By Andrew H. Perellis

An Illinois Appellate Court has weighed in on whether the “absolute pollution exclusion,” found in the typical commercial liability insurance policy, bars coverage for liabilities arising from emissions that complied with a permit limitation. In Erie Insurance Exchange v. Imperial Marble Corp., the Third District (No. 3-10-0380; September 15, 2011) concluded that the pollution exclusion was ambiguous as to whether it excluded coverage for personal injury and property damage purportedly due to emissions from Imperial’s manufacturing operations. In the underlying action, Imperial was sued in a putative class action by its neighbors based on negligence, trespass and nuisance, despite operating in compliance with its air emission permit. The complaint alleged personal injuries and property damage resulting from the invasion of the plaintiffs’ person and property “by noxious odors, volatile organic materials (VOMs) and hazardous air pollutants (HAPs), including, but not limited to STYRENE and Methyl Methacrylate (MMA), air contaminants and other hazardous material” in the emissions generated, “as part of Imperial’s normal business operations.”

The typical exclusion bars coverage for injury arising from “pollutants,” defined in the policy as  “[a]ny solid, liquid, gaseous or thermal irritant or contaminant, including smoke, vapor, soot, fumes, acids, alkalis, chemical, and waste.” Although the language of the absolute pollution exclusion is broad and seemingly clear, Illinois, as well as other states, have concluded that a literal reading could lead to absurd results when applied to cases which have nothing to do with “pollution” in the conventional, or ordinary, sense of the word. Accordingly, when presented with a claim seeking coverage for bodily injury caused by carbon monoxide poisoning from an allegedly defective furnace, the Illinois Supreme Court concluded that the exclusion applies only to “those injuries caused by traditional environmental pollution.” American States Insurance Co. v.
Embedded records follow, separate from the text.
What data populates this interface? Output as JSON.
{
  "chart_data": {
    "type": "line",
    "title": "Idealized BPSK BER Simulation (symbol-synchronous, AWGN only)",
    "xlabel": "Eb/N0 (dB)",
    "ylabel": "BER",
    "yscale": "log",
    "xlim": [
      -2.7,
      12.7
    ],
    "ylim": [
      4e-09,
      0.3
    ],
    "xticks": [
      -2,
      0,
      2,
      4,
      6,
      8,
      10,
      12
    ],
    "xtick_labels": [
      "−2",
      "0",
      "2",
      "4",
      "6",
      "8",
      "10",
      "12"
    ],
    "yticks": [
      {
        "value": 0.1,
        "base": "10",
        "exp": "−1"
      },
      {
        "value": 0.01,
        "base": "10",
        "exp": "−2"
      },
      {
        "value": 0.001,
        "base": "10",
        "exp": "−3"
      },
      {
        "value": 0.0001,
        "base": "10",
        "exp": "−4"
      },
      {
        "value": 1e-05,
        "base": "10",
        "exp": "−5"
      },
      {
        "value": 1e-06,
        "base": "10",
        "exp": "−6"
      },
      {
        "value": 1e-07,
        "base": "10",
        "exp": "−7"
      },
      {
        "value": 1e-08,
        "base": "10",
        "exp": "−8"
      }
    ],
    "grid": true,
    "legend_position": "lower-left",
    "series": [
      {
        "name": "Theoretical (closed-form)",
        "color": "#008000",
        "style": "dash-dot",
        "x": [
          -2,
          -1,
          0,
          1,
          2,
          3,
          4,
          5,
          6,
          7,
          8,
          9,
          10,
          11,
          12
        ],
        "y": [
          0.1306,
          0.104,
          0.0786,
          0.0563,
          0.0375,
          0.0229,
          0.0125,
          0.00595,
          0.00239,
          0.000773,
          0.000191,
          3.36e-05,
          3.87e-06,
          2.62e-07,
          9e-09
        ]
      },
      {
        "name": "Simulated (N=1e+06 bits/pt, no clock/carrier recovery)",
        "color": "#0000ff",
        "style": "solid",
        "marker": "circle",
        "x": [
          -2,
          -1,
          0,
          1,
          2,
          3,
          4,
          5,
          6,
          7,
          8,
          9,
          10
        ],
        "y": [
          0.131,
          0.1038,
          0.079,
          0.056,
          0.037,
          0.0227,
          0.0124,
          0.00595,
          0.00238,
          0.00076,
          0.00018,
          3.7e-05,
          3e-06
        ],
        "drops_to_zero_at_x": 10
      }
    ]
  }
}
Koloms, 177 Ill. 2d 473, 489 (1997).

What makes the ruling in Imperial Marble notable is its apparent conclusion that emissions within the limits of a permit may not constitute “pollutants” within the meaning of the policy. “When the allegations in the underlying complaint are compared to the relevant provisions in the insurance policy, it is unclear whether permitted emissions constitute traditional environmental pollution that is excluded under the policy Erie issued to Imperial.” Given that ambiguity as to the existence of coverage, the insurer’s duty to defend was triggered.